Kindergarten is going very well for Daniel. He loves his teacher, gets along with the kids in his class, and somehow still has energy to burn at the end of the school day. Academically, he is doing just fine. He seems to have above-average math skills (which comes as no surprise, actually. I don't think there is anyone in either my family or Stuart's who had trouble with math), and I can tell he's improving leaps and bounds with reading and literacy.
A few nights ago at bedtime, he had a special request for me. "Mom, when I wake up in the morning, do you suppose there might be a little love note from you under my pillow?" he asked. Of course I obliged, and I have every night since then. I usually just write something simple like "Dear Daniel, I hope you have a good day. I love you. Mom." Daniel has been returning the favor, leaving little notes he write himself on our pillows and in our dresser drawers. This morning I found one he wrote to Anya. It said: DEAR ANYA I LOVE U HAVE A GOOD DAY U ARE A GOOD GERLL AND I HOPE THIT U THINGCK THIT U LOVE ME I THINGCK U SHUD LOVE ME ("Dear Anya, I love you. Have a good day. You are a good girl and I hope that you think that you love me. I think you should love me.") My heart melted a little. Also, he needs to learn how to spell "that," "girl" and "think."

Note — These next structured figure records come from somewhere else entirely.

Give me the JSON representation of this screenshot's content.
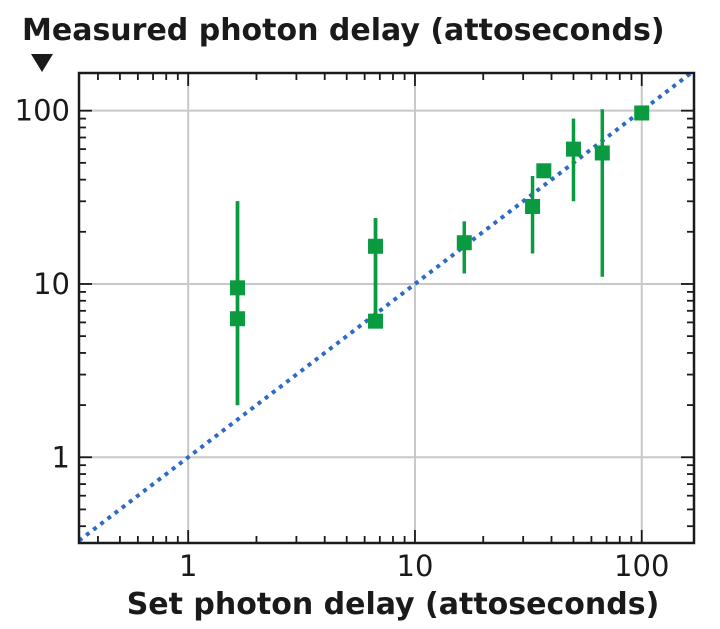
{
  "chart_data": {
    "type": "scatter",
    "title": "",
    "xlabel": "Set photon delay (attoseconds)",
    "ylabel": "Measured photon delay (attoseconds)",
    "xscale": "log",
    "yscale": "log",
    "xlim": [
      0.33,
      170
    ],
    "ylim": [
      0.32,
      165
    ],
    "xticks": [
      1,
      10,
      100
    ],
    "xtick_labels": [
      "1",
      "10",
      "100"
    ],
    "yticks": [
      1,
      10,
      100
    ],
    "ytick_labels": [
      "1",
      "10",
      "100"
    ],
    "grid": true,
    "reference_line": "y = x",
    "colors": {
      "points": "#0a9a3f",
      "reference_line": "#2e6bc4",
      "grid": "#c8c8c8",
      "axes": "#1a1a1a"
    },
    "series": [
      {
        "points": [
          {
            "x": 1.65,
            "y": 9.5,
            "err_low": 2.0,
            "err_high": 30
          },
          {
            "x": 1.65,
            "y": 6.3,
            "err_low": 2.0,
            "err_high": 30
          },
          {
            "x": 6.7,
            "y": 16.5,
            "err_low": 6.1,
            "err_high": 24
          },
          {
            "x": 6.7,
            "y": 6.1,
            "err_low": 6.1,
            "err_high": 24
          },
          {
            "x": 16.5,
            "y": 17.3,
            "err_low": 11.5,
            "err_high": 23
          },
          {
            "x": 33,
            "y": 28,
            "err_low": 15,
            "err_high": 42
          },
          {
            "x": 37,
            "y": 45,
            "err_low": 45,
            "err_high": 45
          },
          {
            "x": 50,
            "y": 60,
            "err_low": 30,
            "err_high": 90
          },
          {
            "x": 67,
            "y": 57,
            "err_low": 11,
            "err_high": 102
          },
          {
            "x": 100,
            "y": 97,
            "err_low": 97,
            "err_high": 97
          }
        ]
      }
    ]
  }
}
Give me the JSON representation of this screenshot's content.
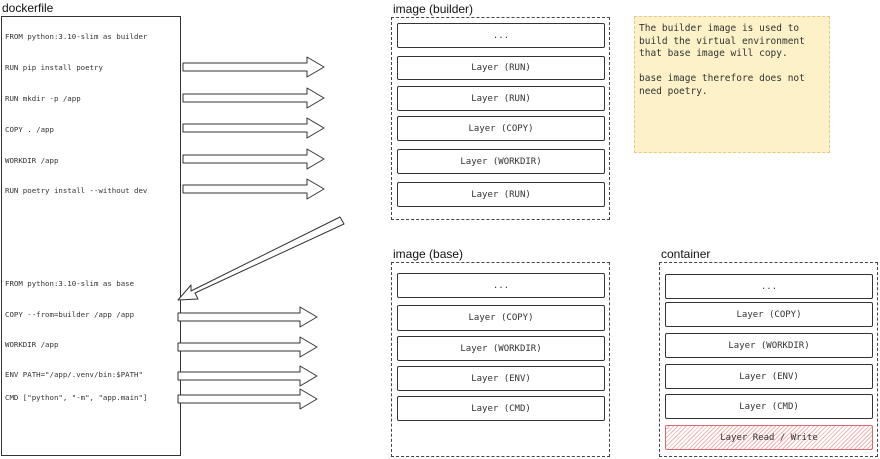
{
  "dockerfile": {
    "title": "dockerfile",
    "lines": [
      "FROM python:3.10-slim as builder",
      "RUN pip install poetry",
      "RUN mkdir -p /app",
      "COPY . /app",
      "WORKDIR /app",
      "RUN poetry install --without dev",
      "FROM python:3.10-slim as base",
      "COPY --from=builder /app /app",
      "WORKDIR /app",
      "ENV PATH=\"/app/.venv/bin:$PATH\"",
      "CMD [\"python\", \"-m\", \"app.main\"]"
    ]
  },
  "builder_image": {
    "title": "image (builder)",
    "layers": [
      "...",
      "Layer (RUN)",
      "Layer (RUN)",
      "Layer (COPY)",
      "Layer (WORKDIR)",
      "Layer (RUN)"
    ]
  },
  "note": {
    "paragraph1": "The builder image is used to\nbuild the virtual environment\nthat base image will copy.",
    "paragraph2": "base image therefore does not\nneed poetry."
  },
  "base_image": {
    "title": "image (base)",
    "layers": [
      "...",
      "Layer (COPY)",
      "Layer (WORKDIR)",
      "Layer (ENV)",
      "Layer (CMD)"
    ]
  },
  "container": {
    "title": "container",
    "layers": [
      "...",
      "Layer (COPY)",
      "Layer (WORKDIR)",
      "Layer (ENV)",
      "Layer (CMD)",
      "Layer Read / Write"
    ]
  },
  "colors": {
    "note_background": "#fdf1c7",
    "read_write_layer": "#f3b2b2"
  }
}
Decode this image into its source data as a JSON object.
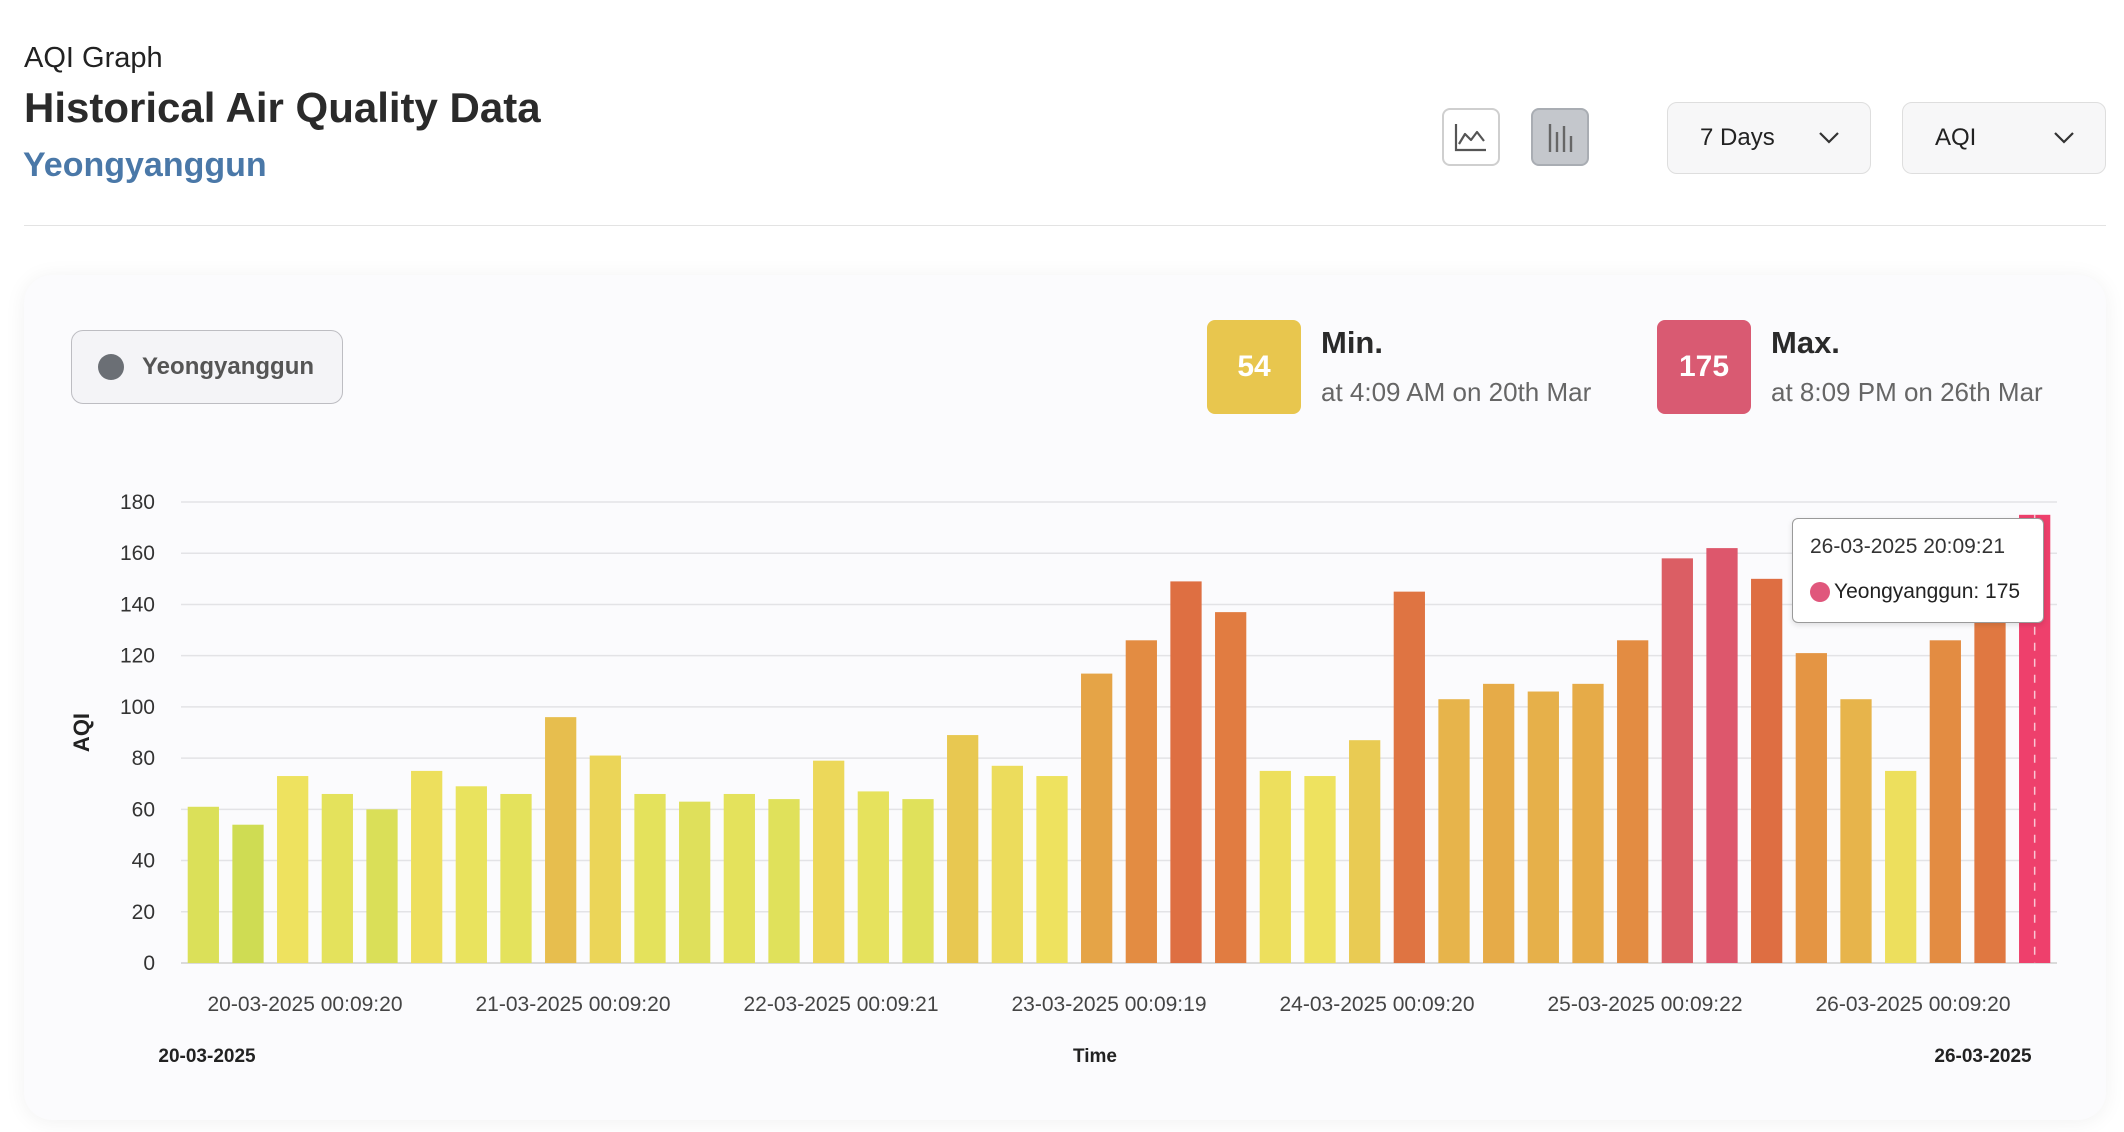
{
  "header": {
    "subtitle": "AQI Graph",
    "title": "Historical Air Quality Data",
    "location": "Yeongyanggun",
    "range_label": "7 Days",
    "metric_label": "AQI"
  },
  "legend": {
    "label": "Yeongyanggun",
    "color": "#6b6f75"
  },
  "stats": {
    "min": {
      "value": "54",
      "label": "Min.",
      "time": "at 4:09 AM on 20th Mar",
      "color": "#e8c64e"
    },
    "max": {
      "value": "175",
      "label": "Max.",
      "time": "at 8:09 PM on 26th Mar",
      "color": "#d95a72"
    }
  },
  "tooltip": {
    "title": "26-03-2025 20:09:21",
    "text": "Yeongyanggun: 175",
    "color": "#e0577c"
  },
  "chart_data": {
    "type": "bar",
    "title": "",
    "xlabel": "Time",
    "ylabel": "AQI",
    "ylim": [
      0,
      180
    ],
    "yticks": [
      0,
      20,
      40,
      60,
      80,
      100,
      120,
      140,
      160,
      180
    ],
    "grid": true,
    "x_tick_labels": [
      "20-03-2025 00:09:20",
      "21-03-2025 00:09:20",
      "22-03-2025 00:09:21",
      "23-03-2025 00:09:19",
      "24-03-2025 00:09:20",
      "25-03-2025 00:09:22",
      "26-03-2025 00:09:20"
    ],
    "x_start_label": "20-03-2025",
    "x_end_label": "26-03-2025",
    "series": [
      {
        "name": "Yeongyanggun",
        "values": [
          61,
          54,
          73,
          66,
          60,
          75,
          69,
          66,
          96,
          81,
          66,
          63,
          66,
          64,
          79,
          67,
          64,
          89,
          77,
          73,
          113,
          126,
          149,
          137,
          75,
          73,
          87,
          145,
          103,
          109,
          106,
          109,
          126,
          158,
          162,
          150,
          121,
          103,
          75,
          126,
          141,
          175
        ]
      }
    ]
  }
}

That boy is so full of kindness and love, it just spills out of him. I worry sometimes that this translates into naivety, and that more calculating children will take advantage of his generous spirit. I'm talking about bullies. More than once, Daniel has come home and talked about a bully on the playground, an older kid who pushes others off the equipment and gets into trouble. So far, the kindergarteners have not been targets of this behavior, so Daniel speaks as a witness and not as a victim. I tried explaining to him that some kids come from homes where they aren't treated well, where grown-ups aren't nice to them, so they bring their anger and bad behavior to school. It's not an excuse, I said, but it helps explain why bullies act the way they do.

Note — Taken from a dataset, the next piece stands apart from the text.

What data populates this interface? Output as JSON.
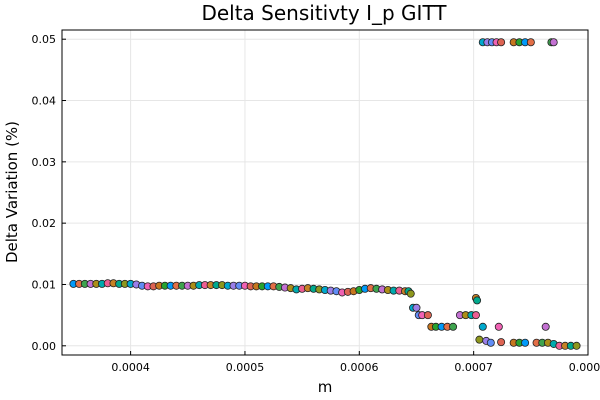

There are some lessons in life we all have to learn one way or another. It's hard knowing that sooner, rather than later, my kid will learn that life is simply unfair for a lot of people out there. He will see suffering, poverty, racism, and just plain bad behavior, and not because he doesn't go to a good school (his school has a very good reputation, and as far as I can tell, its reputation is well-founded), but because this is simply the reality of public schools, even good ones. I wasn't naive enough myself to believe otherwise, but the reality is starting to sink in for me.